L'occupazione tedesca e i primi eccidi
[modifica | modifica wikitesto]C'erano più di 50.000 ebrei a Stanisławów e nelle campagne circostanti quando fu occupata dall'esercito ungherese il 2 luglio 1941. I tedeschi arrivarono il 26 luglio. Lo stesso giorno, il distaccamento della Gestapo ordinò l'istituzione di un Judenrat in città, presieduto da Israel Seibald, con il compito di organizzare la vita ebraica e soprattutto per attuare gli ordini tedeschi.[2] Il 1º agosto 1941, la Galizia divenne il quinto distretto del Governatorato generale della Polonia occupata. Il comando di Stanisławów fu assunto dal comandante delle SS, Hans Krueger. Per prima cosa egli richiese un elenco dei membri più influenti dell'intellighenzia ebraica, ai quali fu ordinato di presentarsi alla polizia con il pretesto che sarebbero stati loro assegnati. Tra l'8 e il 9 agosto 1941 numerosi furono gli arrestati: insegnanti, dipendenti pubblici e liberi professionisti. Il 15 agosto, i prigionieri furono trasportati in camion coperti in un luogo vicino alla città, chiamato Foresta Nera (Czarny Las) e giustiziati. Il numero delle vittime è stimato in 200–500. A lungo i membri delle loro famiglie continuarono a credere che essi fossero in prigione e continuarono a mandar loro pacchi con cibo e vestiti.[3]
Seguirono immediatamente tutta una serie di provvedimenti, volti a privare gli ebrei dei loro diritti, dall'obbligo di indossare un bracciale di riconoscimento alla confisca dei beni al lavoro forzato.
L'eccidio della "domenica di sangue" (12 ottobre 1941)

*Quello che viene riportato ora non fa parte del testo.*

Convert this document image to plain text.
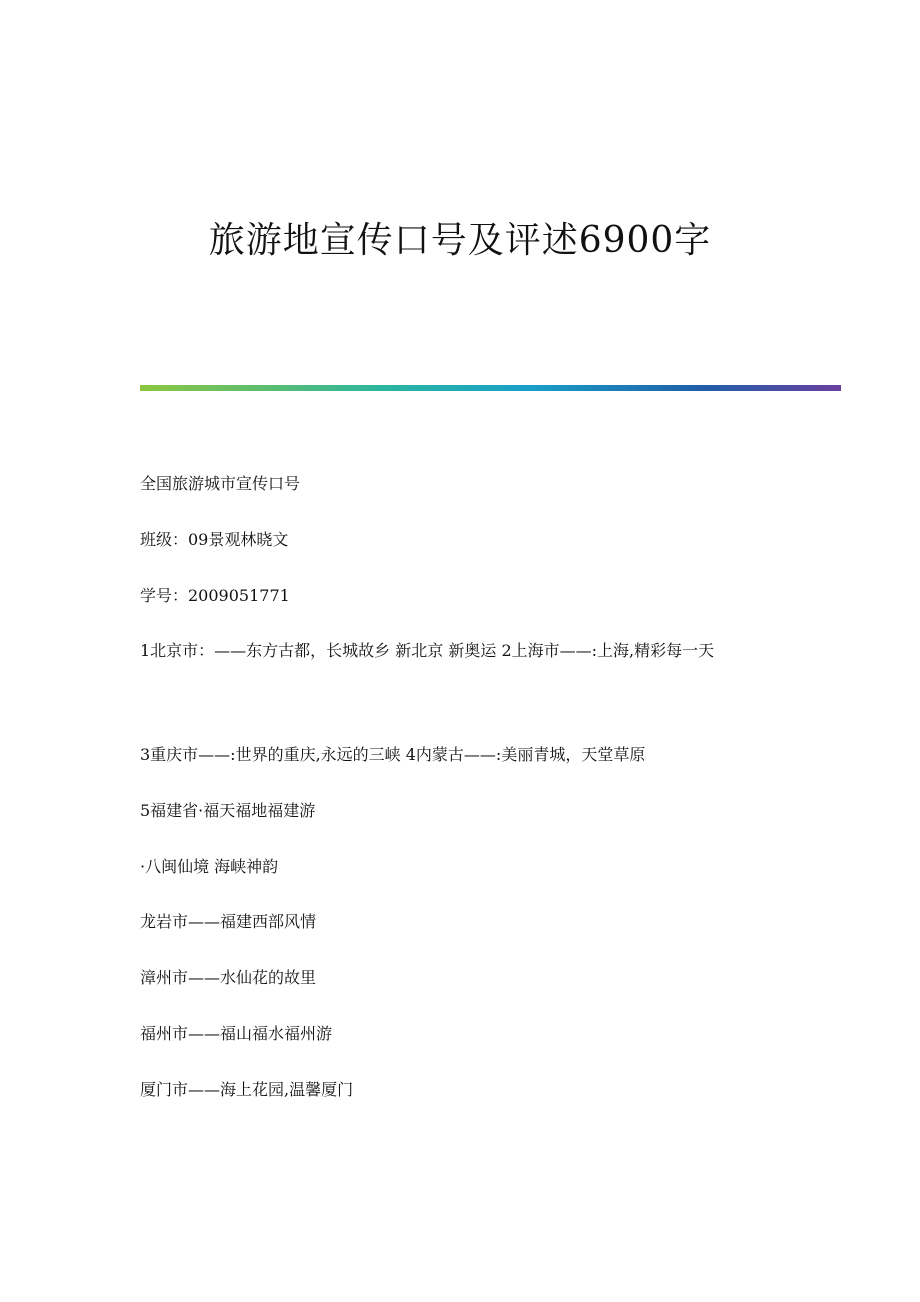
旅游地宣传口号及评述6900字

全国旅游城市宣传口号

班级：09景观林晓文

学号：2009051771

1北京市：——东方古都，长城故乡 新北京 新奥运 2上海市——:上海,精彩每一天

3重庆市——:世界的重庆,永远的三峡 4内蒙古——:美丽青城，天堂草原

5福建省·福天福地福建游

·八闽仙境 海峡神韵

龙岩市——福建西部风情

漳州市——水仙花的故里

福州市——福山福水福州游

厦门市——海上花园,温馨厦门
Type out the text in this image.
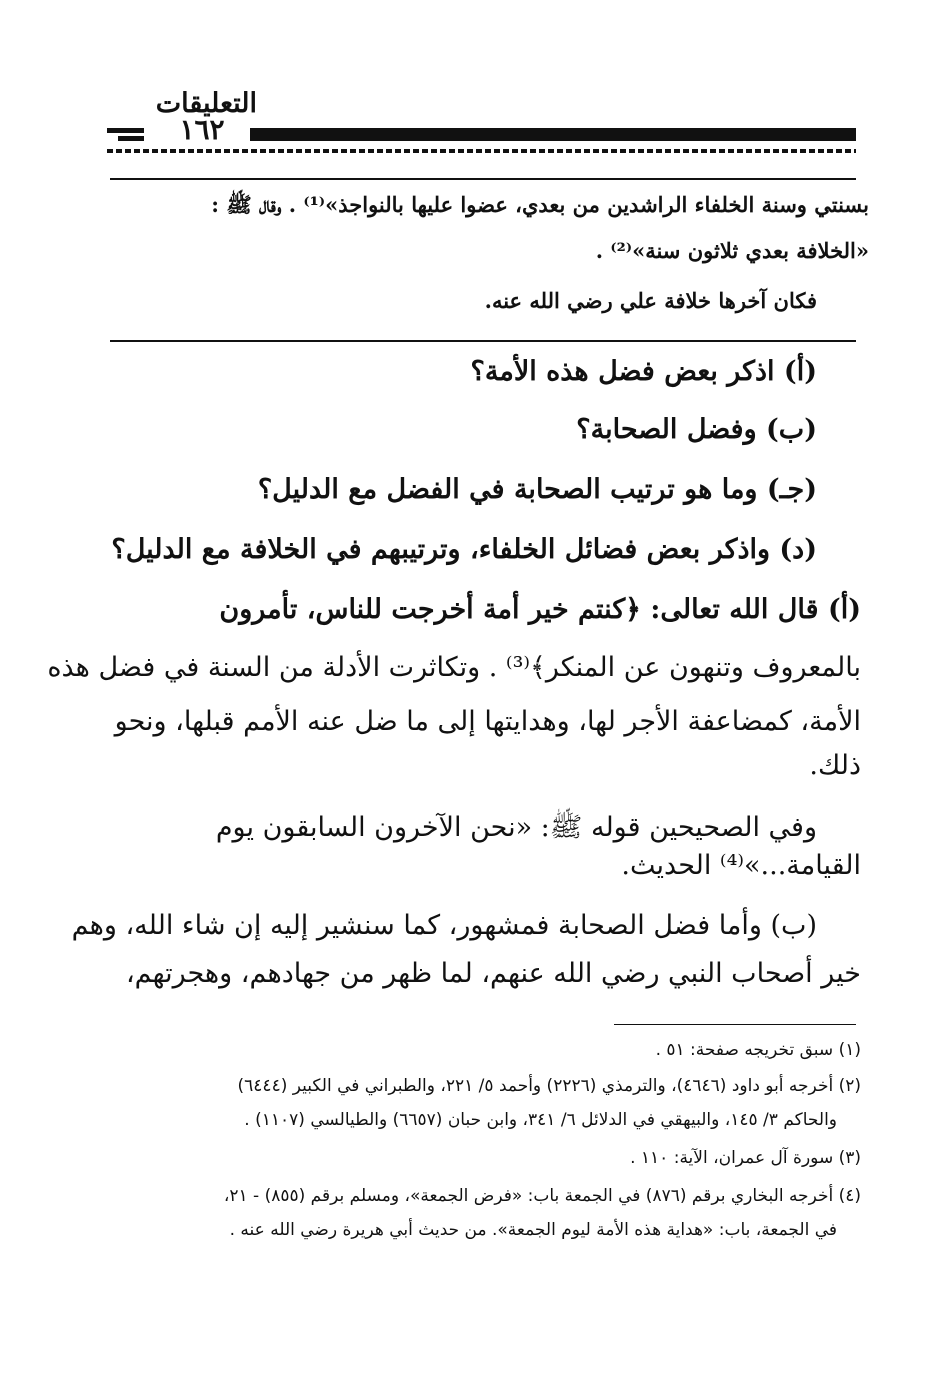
التعليقات
١٦٢
بسنتي وسنة الخلفاء الراشدين من بعدي، عضوا عليها بالنواجذ»⁽¹⁾ . وقال ﷺ :
«الخلافة بعدي ثلاثون سنة»⁽²⁾ .
فكان آخرها خلافة علي رضي الله عنه.
(أ) اذكر بعض فضل هذه الأمة؟
(ب) وفضل الصحابة؟
(جـ) وما هو ترتيب الصحابة في الفضل مع الدليل؟
(د) واذكر بعض فضائل الخلفاء، وترتيبهم في الخلافة مع الدليل؟
(أ) قال الله تعالى: ﴿كنتم خير أمة أخرجت للناس، تأمرون
بالمعروف وتنهون عن المنكر﴾⁽³⁾ . وتكاثرت الأدلة من السنة في فضل هذه
الأمة، كمضاعفة الأجر لها، وهدايتها إلى ما ضل عنه الأمم قبلها، ونحو
ذلك.
وفي الصحيحين قوله ﷺ: «نحن الآخرون السابقون يوم
القيامة...»⁽⁴⁾ الحديث.
(ب) وأما فضل الصحابة فمشهور، كما سنشير إليه إن شاء الله، وهم
خير أصحاب النبي رضي الله عنهم، لما ظهر من جهادهم، وهجرتهم،
(١) سبق تخريجه صفحة: ٥١ .
(٢) أخرجه أبو داود (٤٦٤٦)، والترمذي (٢٢٢٦) وأحمد ٥/ ٢٢١، والطبراني في الكبير (٦٤٤٤)
والحاكم ٣/ ١٤٥، والبيهقي في الدلائل ٦/ ٣٤١، وابن حبان (٦٦٥٧) والطيالسي (١١٠٧) .
(٣) سورة آل عمران، الآية: ١١٠ .
(٤) أخرجه البخاري برقم (٨٧٦) في الجمعة باب: «فرض الجمعة»، ومسلم برقم (٨٥٥) - ٢١،
في الجمعة، باب: «هداية هذه الأمة ليوم الجمعة». من حديث أبي هريرة رضي الله عنه .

[modifica | modifica wikitesto]Hans Kruger era noto per le sue radicali posizioni antisemitiche. Per dare un segno di come la "questione ebraica" dovesse essere risolta, il 12 ottobre 1941 organizzò un'operazione di decimazione di proporzioni mai fino ad allora attuate.[3] Migliaia di ebrei furono radunati nella piazza del mercato di Ringplatz per una "selezione". Le forze di polizia naziste locali (potenziate dal battaglione 133 della polizia, fatto giungere appositamente da Leopoli, e dalla milizia ucraina) le scortarono al cimitero ebraico, dove erano già state preparate delle grandi fosse comuni. Sulla strada, le guardie ucraine e tedesche picchiavano senza pietà i prigionieri. Giunti al cimitero gli ebrei, furono costretti a consegnare i loro oggetti di valore e mostrare i loro documenti. Solo pochi furono rilasciati. I tiratori ordinarono agli ebrei riuniti in gruppi di spogliarsi nudi e quindi di procedere alle tombe. Gli uomini della polizia tedesca furono i primi ad aprire il fuoco, cui si unirono anche membri della milizia ucraina. Le vittime caddero nelle fosse o fu ordinato loro di saltarvi prima ancora di essere uccise. Tra 8.000 e 12.000 ebrei furono assassinati: uomini, donne e bambini. I tiratori iniziarono a sparare a mezzogiorno e continuarono a turno fino a notte senza alcun'interruzione. Su di lato erano stati posti dei tavoli da picnic con bottiglie di vodka e sandwich per quelli che avevano bisogno di riposare dalla fatica e dal rumore assordante degli spari; un tavolo per i tedeschi e uno per gli ucraini. Per qualche tempo si cercò di continuare l'operazione anche dopo il tramonto alla luce dei riflettori ma alla fine si dovette rinunciarvi; e i rimanenti prigionieri furono liberati. L'operazione divenne nota come Blutsonntag (de) o "Domenica di sangue". A celebrazione della "vittoria" si tenne una festa quella notte presso il quartier generale della polizia.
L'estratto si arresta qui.